Colin Delany History February 4, 2007

Saturation Coverage of Internet Politics in the Post

Our beloved Internets were all over the Post this weekend, from the political pages to Outlook to the Arts section. The fun started early on Saturday with a “Special to The Washington Post” article by Zachary A. Goldfarb about Barak Obama and social networking: at his first rally since he formed an exploratory committee, Obama spoke Friday to a group of thousands of students assembled through Facebook (via SmartMobs).

On Sunday the dam broke, with the ‘net figuring into at least four articles with some relationship to politics or advocacy, most obviously in Jennifer Earl’s excellent look at online organizing and activism (“Where Have All the Protests Gone? Online.”) featured on the front page of Outlook:

As some types of online activism allow people to take part quickly and easily, it opens the door for broader changes, shifting how regularly people take part in political actions. Such streamlined activism may lead to more frequent, and more committed, political engagement on the part of everyday citizens. And politicians seeking donations, votes and other kinds of support may look to tap into this new generation of self-selected, point-and-click activists. Much like the Web, these online petitions are an end in themselves as well as a gateway to new kinds of action.

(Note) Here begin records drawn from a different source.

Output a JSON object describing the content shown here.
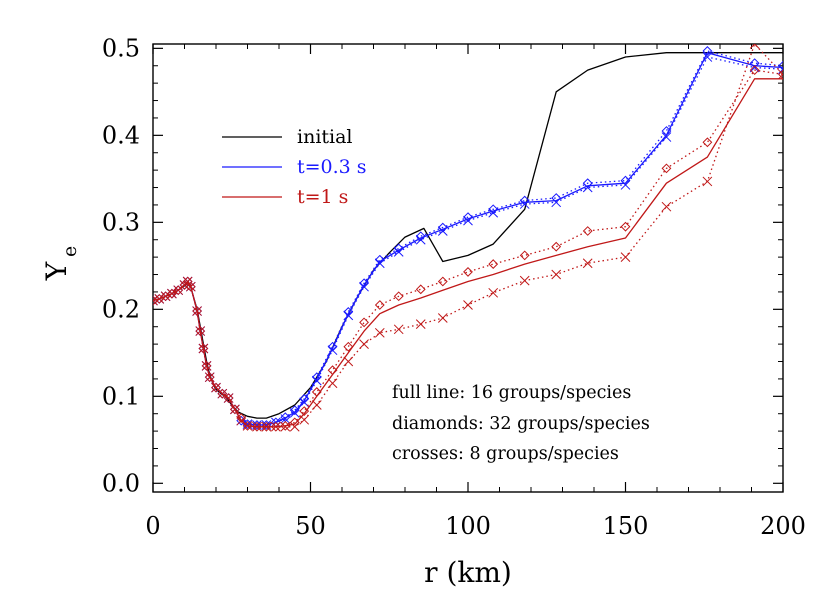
{
  "chart_data": {
    "type": "line",
    "xlabel": "r (km)",
    "ylabel": "Y",
    "ylabel_sub": "e",
    "xlim": [
      0,
      200
    ],
    "ylim": [
      -0.01,
      0.505
    ],
    "xticks": [
      0,
      50,
      100,
      150,
      200
    ],
    "yticks": [
      0.0,
      0.1,
      0.2,
      0.3,
      0.4,
      0.5
    ],
    "xtick_labels": [
      "0",
      "50",
      "100",
      "150",
      "200"
    ],
    "ytick_labels": [
      "0.0",
      "0.1",
      "0.2",
      "0.3",
      "0.4",
      "0.5"
    ],
    "colors": {
      "initial": "#000000",
      "t03": "#1a1aff",
      "t1": "#c01818"
    },
    "legend": [
      {
        "label": "initial",
        "color": "#000000"
      },
      {
        "label": "t=0.3 s",
        "color": "#1a1aff"
      },
      {
        "label": "t=1 s",
        "color": "#c01818"
      }
    ],
    "annotations": [
      "full line: 16 groups/species",
      "diamonds: 32 groups/species",
      "crosses: 8 groups/species"
    ],
    "series": [
      {
        "name": "initial",
        "group": "initial",
        "variant": "16 groups/species",
        "color": "#000000",
        "dash": "solid",
        "marker": "none",
        "x": [
          0,
          2,
          4,
          6,
          8,
          10,
          11,
          12,
          14,
          15,
          16,
          17,
          18,
          19,
          20,
          21,
          22,
          23,
          24,
          25,
          27,
          30,
          33,
          36,
          40,
          45,
          50,
          55,
          60,
          65,
          70,
          75,
          80,
          86,
          92,
          100,
          108,
          118,
          128,
          138,
          150,
          163,
          176,
          191,
          200
        ],
        "y": [
          0.21,
          0.212,
          0.215,
          0.218,
          0.222,
          0.227,
          0.23,
          0.225,
          0.2,
          0.18,
          0.16,
          0.14,
          0.125,
          0.115,
          0.108,
          0.105,
          0.102,
          0.1,
          0.095,
          0.09,
          0.082,
          0.077,
          0.075,
          0.075,
          0.08,
          0.09,
          0.11,
          0.14,
          0.18,
          0.215,
          0.245,
          0.265,
          0.283,
          0.293,
          0.255,
          0.262,
          0.275,
          0.315,
          0.45,
          0.475,
          0.49,
          0.495,
          0.495,
          0.495,
          0.495
        ]
      },
      {
        "name": "t=0.3 s",
        "group": "t03",
        "variant": "16 groups/species",
        "color": "#1a1aff",
        "dash": "solid",
        "marker": "none",
        "x": [
          0,
          2,
          4,
          6,
          8,
          10,
          11,
          12,
          14,
          15,
          16,
          17,
          18,
          20,
          22,
          24,
          26,
          28,
          30,
          33,
          36,
          39,
          42,
          45,
          48,
          52,
          57,
          62,
          67,
          72,
          78,
          85,
          92,
          100,
          108,
          118,
          128,
          138,
          150,
          163,
          176,
          191,
          200
        ],
        "y": [
          0.21,
          0.212,
          0.215,
          0.218,
          0.222,
          0.228,
          0.232,
          0.226,
          0.198,
          0.175,
          0.155,
          0.135,
          0.122,
          0.11,
          0.103,
          0.098,
          0.085,
          0.072,
          0.068,
          0.067,
          0.067,
          0.07,
          0.075,
          0.082,
          0.095,
          0.12,
          0.155,
          0.195,
          0.228,
          0.255,
          0.268,
          0.282,
          0.292,
          0.304,
          0.313,
          0.323,
          0.325,
          0.342,
          0.345,
          0.4,
          0.495,
          0.48,
          0.478
        ]
      },
      {
        "name": "t=0.3 s",
        "group": "t03",
        "variant": "32 groups/species",
        "color": "#1a1aff",
        "dash": "dotted",
        "marker": "diamond",
        "x": [
          0,
          2,
          4,
          6,
          8,
          10,
          11,
          12,
          14,
          15,
          16,
          17,
          18,
          20,
          22,
          24,
          26,
          28,
          30,
          33,
          36,
          39,
          42,
          45,
          48,
          52,
          57,
          62,
          67,
          72,
          78,
          85,
          92,
          100,
          108,
          118,
          128,
          138,
          150,
          163,
          176,
          191,
          200
        ],
        "y": [
          0.21,
          0.212,
          0.215,
          0.218,
          0.222,
          0.228,
          0.232,
          0.226,
          0.198,
          0.175,
          0.155,
          0.135,
          0.122,
          0.11,
          0.103,
          0.098,
          0.085,
          0.072,
          0.068,
          0.067,
          0.067,
          0.07,
          0.076,
          0.084,
          0.097,
          0.122,
          0.157,
          0.197,
          0.23,
          0.257,
          0.27,
          0.284,
          0.294,
          0.306,
          0.315,
          0.325,
          0.328,
          0.345,
          0.348,
          0.405,
          0.497,
          0.483,
          0.48
        ]
      },
      {
        "name": "t=0.3 s",
        "group": "t03",
        "variant": "8 groups/species",
        "color": "#1a1aff",
        "dash": "dotted",
        "marker": "cross",
        "x": [
          0,
          2,
          4,
          6,
          8,
          10,
          11,
          12,
          14,
          15,
          16,
          17,
          18,
          20,
          22,
          24,
          26,
          28,
          30,
          33,
          36,
          39,
          42,
          45,
          48,
          52,
          57,
          62,
          67,
          72,
          78,
          85,
          92,
          100,
          108,
          118,
          128,
          138,
          150,
          163,
          176,
          191,
          200
        ],
        "y": [
          0.21,
          0.212,
          0.215,
          0.218,
          0.222,
          0.228,
          0.232,
          0.226,
          0.198,
          0.175,
          0.155,
          0.135,
          0.122,
          0.11,
          0.103,
          0.098,
          0.085,
          0.072,
          0.068,
          0.067,
          0.067,
          0.07,
          0.074,
          0.081,
          0.093,
          0.118,
          0.153,
          0.193,
          0.226,
          0.253,
          0.266,
          0.28,
          0.29,
          0.302,
          0.311,
          0.321,
          0.323,
          0.34,
          0.343,
          0.398,
          0.49,
          0.478,
          0.476
        ]
      },
      {
        "name": "t=1 s",
        "group": "t1",
        "variant": "16 groups/species",
        "color": "#c01818",
        "dash": "solid",
        "marker": "none",
        "x": [
          0,
          2,
          4,
          6,
          8,
          10,
          11,
          12,
          14,
          15,
          16,
          17,
          18,
          20,
          22,
          24,
          26,
          28,
          30,
          33,
          36,
          39,
          42,
          45,
          48,
          52,
          57,
          62,
          67,
          72,
          78,
          85,
          92,
          100,
          108,
          118,
          128,
          138,
          150,
          163,
          176,
          191,
          200
        ],
        "y": [
          0.21,
          0.212,
          0.215,
          0.218,
          0.222,
          0.228,
          0.232,
          0.226,
          0.198,
          0.175,
          0.155,
          0.135,
          0.122,
          0.11,
          0.103,
          0.098,
          0.085,
          0.072,
          0.066,
          0.065,
          0.065,
          0.065,
          0.066,
          0.068,
          0.08,
          0.1,
          0.125,
          0.15,
          0.175,
          0.195,
          0.205,
          0.213,
          0.222,
          0.232,
          0.24,
          0.252,
          0.262,
          0.272,
          0.282,
          0.345,
          0.375,
          0.465,
          0.465
        ]
      },
      {
        "name": "t=1 s",
        "group": "t1",
        "variant": "32 groups/species",
        "color": "#c01818",
        "dash": "dotted",
        "marker": "diamond",
        "x": [
          0,
          2,
          4,
          6,
          8,
          10,
          11,
          12,
          14,
          15,
          16,
          17,
          18,
          20,
          22,
          24,
          26,
          28,
          30,
          33,
          36,
          39,
          42,
          45,
          48,
          52,
          57,
          62,
          67,
          72,
          78,
          85,
          92,
          100,
          108,
          118,
          128,
          138,
          150,
          163,
          176,
          191,
          200
        ],
        "y": [
          0.21,
          0.212,
          0.215,
          0.218,
          0.222,
          0.228,
          0.232,
          0.226,
          0.198,
          0.175,
          0.155,
          0.135,
          0.122,
          0.11,
          0.103,
          0.098,
          0.085,
          0.075,
          0.066,
          0.065,
          0.065,
          0.065,
          0.066,
          0.07,
          0.083,
          0.105,
          0.13,
          0.157,
          0.185,
          0.205,
          0.215,
          0.223,
          0.232,
          0.243,
          0.252,
          0.262,
          0.272,
          0.29,
          0.295,
          0.362,
          0.392,
          0.475,
          0.47
        ]
      },
      {
        "name": "t=1 s",
        "group": "t1",
        "variant": "8 groups/species",
        "color": "#c01818",
        "dash": "dotted",
        "marker": "cross",
        "x": [
          0,
          2,
          4,
          6,
          8,
          10,
          11,
          12,
          14,
          15,
          16,
          17,
          18,
          20,
          22,
          24,
          26,
          28,
          30,
          33,
          36,
          39,
          42,
          45,
          48,
          52,
          57,
          62,
          67,
          72,
          78,
          85,
          92,
          100,
          108,
          118,
          128,
          138,
          150,
          163,
          176,
          191,
          200
        ],
        "y": [
          0.21,
          0.212,
          0.215,
          0.218,
          0.222,
          0.228,
          0.232,
          0.226,
          0.198,
          0.175,
          0.155,
          0.135,
          0.122,
          0.11,
          0.103,
          0.098,
          0.085,
          0.072,
          0.066,
          0.065,
          0.065,
          0.065,
          0.065,
          0.065,
          0.073,
          0.09,
          0.115,
          0.14,
          0.16,
          0.173,
          0.177,
          0.183,
          0.19,
          0.205,
          0.219,
          0.233,
          0.24,
          0.253,
          0.26,
          0.318,
          0.347,
          0.505,
          0.47
        ]
      }
    ]
  }
}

The web also stars in Lyndsey Layton’s Sunday article about two freshman congressmembers’ posting of their schedules online (“Capitol’s Newcomers Try a Little Openness”) — apparently, letting your constituents know how you spend your time is a radical concept. And if you read Carol D. Leonnig’s piece on the Scooter Libby trial, you learned that pages from the web, printed and marked-up, have become disputed pieces of evidence (“Libby Prosecutors Hope to Show Marked News Articles”). Finally, Ann Hornaday takes center stage in the Arts section with her excellent “Rules for YouTube: Make Art, Not Bore.” (good advice for anyone trying to use online video as a persuasive tool).

One other recent Post piece has really stuck in my mind, though: Eugene Robinson’s discussion of the Biden “clean” comment about Obama. He focused mostly on a more subtle piece of word choice, Biden’s use of the word “articulate” — why are black speakers always “articulate” and not, say, “eloquent?” Is it a coded way of saying that they don’t sound “black?” Words always embody assumptions, and these are some that are worth dragging out into the open.

Finally, and this time I mean it, Prince’s halftime show tonight absolutely kicked ass — the first REAL concert they’ve shown during the Superbowl in years, and by a fantastic musician and true showman. That effect with his shadow being cast on the billowing sheet was AWESOME. And Billy Joel, not exactly my favorite, did a creditable job on the national anthem. Good work on the team videos at the start of the game, too, CBS. There, that’s all my niceness for the week, out of the way early.